Recognizing Suicidal Thoughts

Recognizing Suicidal Thoughts


Suicide, the act of taking ones own life, is an all-too-common and tragic public health crisis nowadays, often committed to cope with intense emotional pain. Suicide is particularly tragic because it is a preventable death and leaves behind many loved ones and family members, also known as "suicide survivors", who have to suffer this terrible loss.

Suicidal ideation or suicidal thinking is much more common than most people have – in fact, most people have thought about suicide at one point or another. These thoughts are quite troubling, especially as they are usually accompanied by a mental illness such as depression or bipolar disorder.

It is critical to know how to recognize and identify signs that a person may be considering suicide.

  • Contemplating suicide may change their actions or mood, such as speaking or moving at a sudden speed or slow pace.
  • Thoughts of Life is not worth living.
  • Prepare or say they want to hurt or kill himself/herself, or someone else.
  • Talk, write, read, or draw about death, including writing suicide notes and talking about things that can cause physical harm, such as pills, guns, or knives.
  • Drinking more alcohol or use drugs, including prescription drugs.
  • When do not want to see people any longer and you want to be alone a lot.
  • Do not take care of themselves or follow medical advice.
  • Give away their stuff and/or hurry to complete the will.
  • Experiencing depression, panic attacks, impaired concentration
  • Increased isolation, talking about being a burden to others.
  • Knowing, identifying, or being associated with someone who has committed suicide.
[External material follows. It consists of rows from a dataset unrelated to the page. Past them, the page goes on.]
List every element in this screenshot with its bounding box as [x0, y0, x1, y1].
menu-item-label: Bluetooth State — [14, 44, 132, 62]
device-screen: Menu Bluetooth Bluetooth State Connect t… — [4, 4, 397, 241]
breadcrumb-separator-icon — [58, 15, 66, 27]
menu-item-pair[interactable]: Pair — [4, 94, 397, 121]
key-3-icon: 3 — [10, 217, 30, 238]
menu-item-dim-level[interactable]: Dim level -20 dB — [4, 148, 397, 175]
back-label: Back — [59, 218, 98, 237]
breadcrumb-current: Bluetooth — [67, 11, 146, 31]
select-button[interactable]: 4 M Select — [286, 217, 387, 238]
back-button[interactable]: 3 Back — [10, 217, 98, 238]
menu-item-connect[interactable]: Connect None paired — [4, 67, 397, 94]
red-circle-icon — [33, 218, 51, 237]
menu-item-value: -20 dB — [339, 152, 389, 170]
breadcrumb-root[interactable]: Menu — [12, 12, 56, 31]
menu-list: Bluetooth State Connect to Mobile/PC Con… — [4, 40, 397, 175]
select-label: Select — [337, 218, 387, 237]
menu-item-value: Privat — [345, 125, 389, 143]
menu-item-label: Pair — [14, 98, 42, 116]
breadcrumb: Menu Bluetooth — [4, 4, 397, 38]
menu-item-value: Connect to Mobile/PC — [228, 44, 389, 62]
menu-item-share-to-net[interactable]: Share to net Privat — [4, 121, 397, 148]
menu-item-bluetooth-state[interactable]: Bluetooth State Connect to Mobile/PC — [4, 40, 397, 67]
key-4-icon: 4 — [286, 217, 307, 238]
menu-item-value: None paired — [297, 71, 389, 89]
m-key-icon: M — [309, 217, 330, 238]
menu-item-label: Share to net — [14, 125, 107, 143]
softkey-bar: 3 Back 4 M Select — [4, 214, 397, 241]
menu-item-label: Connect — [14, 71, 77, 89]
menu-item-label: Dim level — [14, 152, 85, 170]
Note: Warning signs are not always apparent and can differ from person to individual. Many people are straightforward about their thoughts, while others can hide about suicidal thinking and feelings.


The National Institute for Mental Health (NIMH) suggests the following tips for helping someone who may be going through a crisis:

  • Asking them if they are thinking about suicide. Studies show that asking does not increase the risk.
  • Keeping them safe by staying around and removing means of committing suicide, such as knives, where possible.
  • Listening to them and being there for them.
  • Encouraging them to call a helpline or contacting someone the individual might turn to for support, for example, a friend, family member, or spiritual mentor or therapist
  • Following up with them after the crisis has passed, as this appears to reduce the risk of a recurrence.

If you are thinking about suicide or you know someone who feels suicidal, some suicidal people do not display such symptoms and some warning signs may not be apparent people who feel suicidal can try to hide or say they are all right, learn signs about suicide alert and get treatment and support.

We are not a medical service or suicide prevention helpline. If you are feeling suicidal, we suggest you immediately call a suicide prevention helpline - e.g. Vandrevala Foundation Helpline - 1 860 266 2345 (24x7), Aasra - +91 22 2754 6669 (24x7).